The Eleventh Circuit differentiated this type of “limited use” website from websites that are the only way a person may interact with the business, citing a Domino’s Pizza case where orders were required to be made online. In so ruling, the court rejected an argument that an ADA violation could occur if the website merely had a “nexus” with the accused company and directed that the website must instead be “necessary” (not just reasonable) to the operation of the business.  

In so holding, the Eleventh Circuit joins the Third, Sixth and Ninth Circuits setting up a split with the First and Seventh Circuits, which means it could be heard by the Supreme Court. Likewise, the court was split in its decision with a vigorous dissent by one judge. It remains to be seen whether the plaintiff will petition for a hearing en banc before all the judges of the Eleventh Circuit or if that request will be granted. 

It is worthy of highlighting that the Eleventh Circuit in so ruling clearly move the crosshairs to point squarely at web-based companies. Thus, perhaps, some website ADA cases in Florida will be curtailed, but clearly not all. The court also did not provide a bright line for when a website tips from an ancillary (my word) to a “necessary” website which leaves the door open. Similar litigation is also rampant with respect to Fair Housing Act cases, such as allegedly inaccessible websites for multi-family residences, but not per se decided by this ruling. 

As a “Litigating Tech Lawyer”, I have written, spoken and otherwise expressed my general dismay, opprobrium, calling for fire and brimstone (metaphorical of course!) over website ADA suits. This is mainly because often only a demand letter is sent or perhaps a copy/pasted complaint which is encouraged to be settled for an amount that makes litigating a bad business decision. Now, this is not to say that websites should not be accessible by persons with disabilities. Rather, this cottage industry does not serve the best interests of the disabled community or the Bar because the settlements are loosely written, have long timelines for resolution and not subject to any oversight. They are squarely nuisance suits.  

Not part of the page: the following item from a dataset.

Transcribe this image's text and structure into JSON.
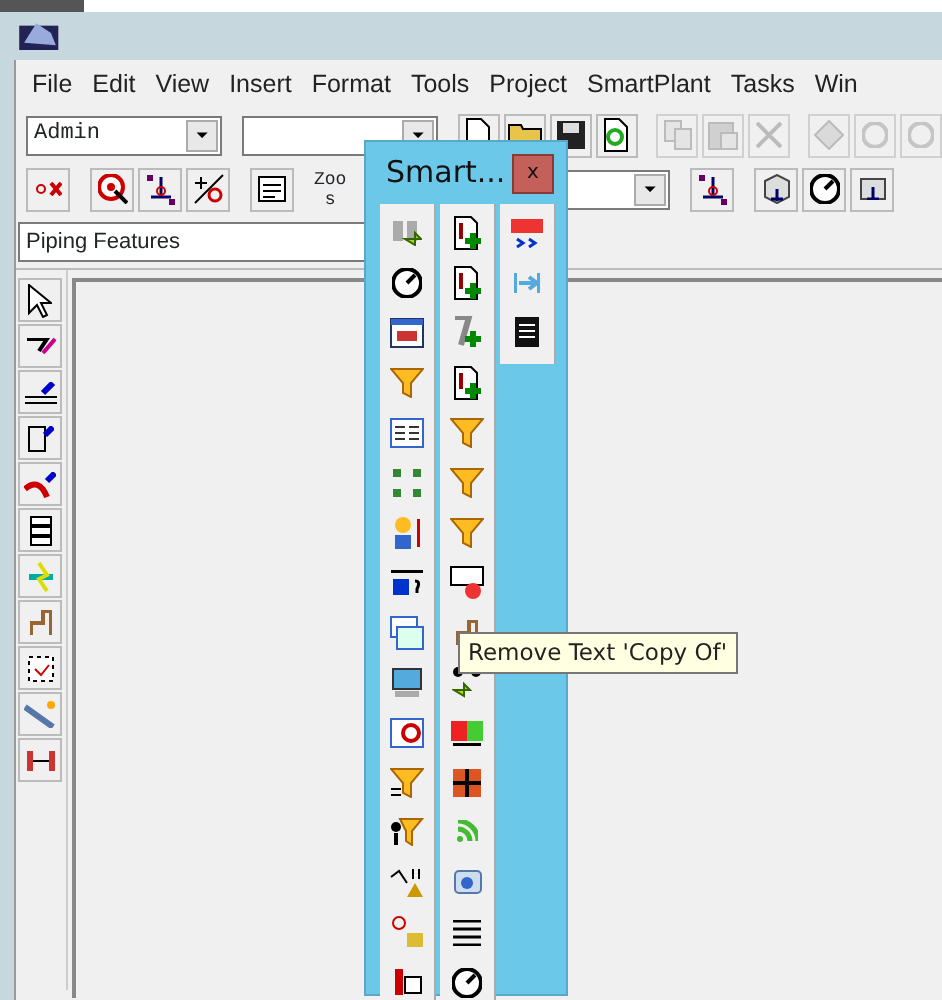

Instead, the cure for this ill is for the government to enact law (or regulation) if it was its intent to cover websites, and then to issue clear and reasonable regulations (none currently exist). What we have now is the Wild West which does not serve the best interests of anyone.

But you ask, how did Winn Dixie shoot itself in the foot? I am not sure that a business fighting a visually impaired person over that persons admitted inability to use its website is necessarily the right marketing image in 2021. You be the judge.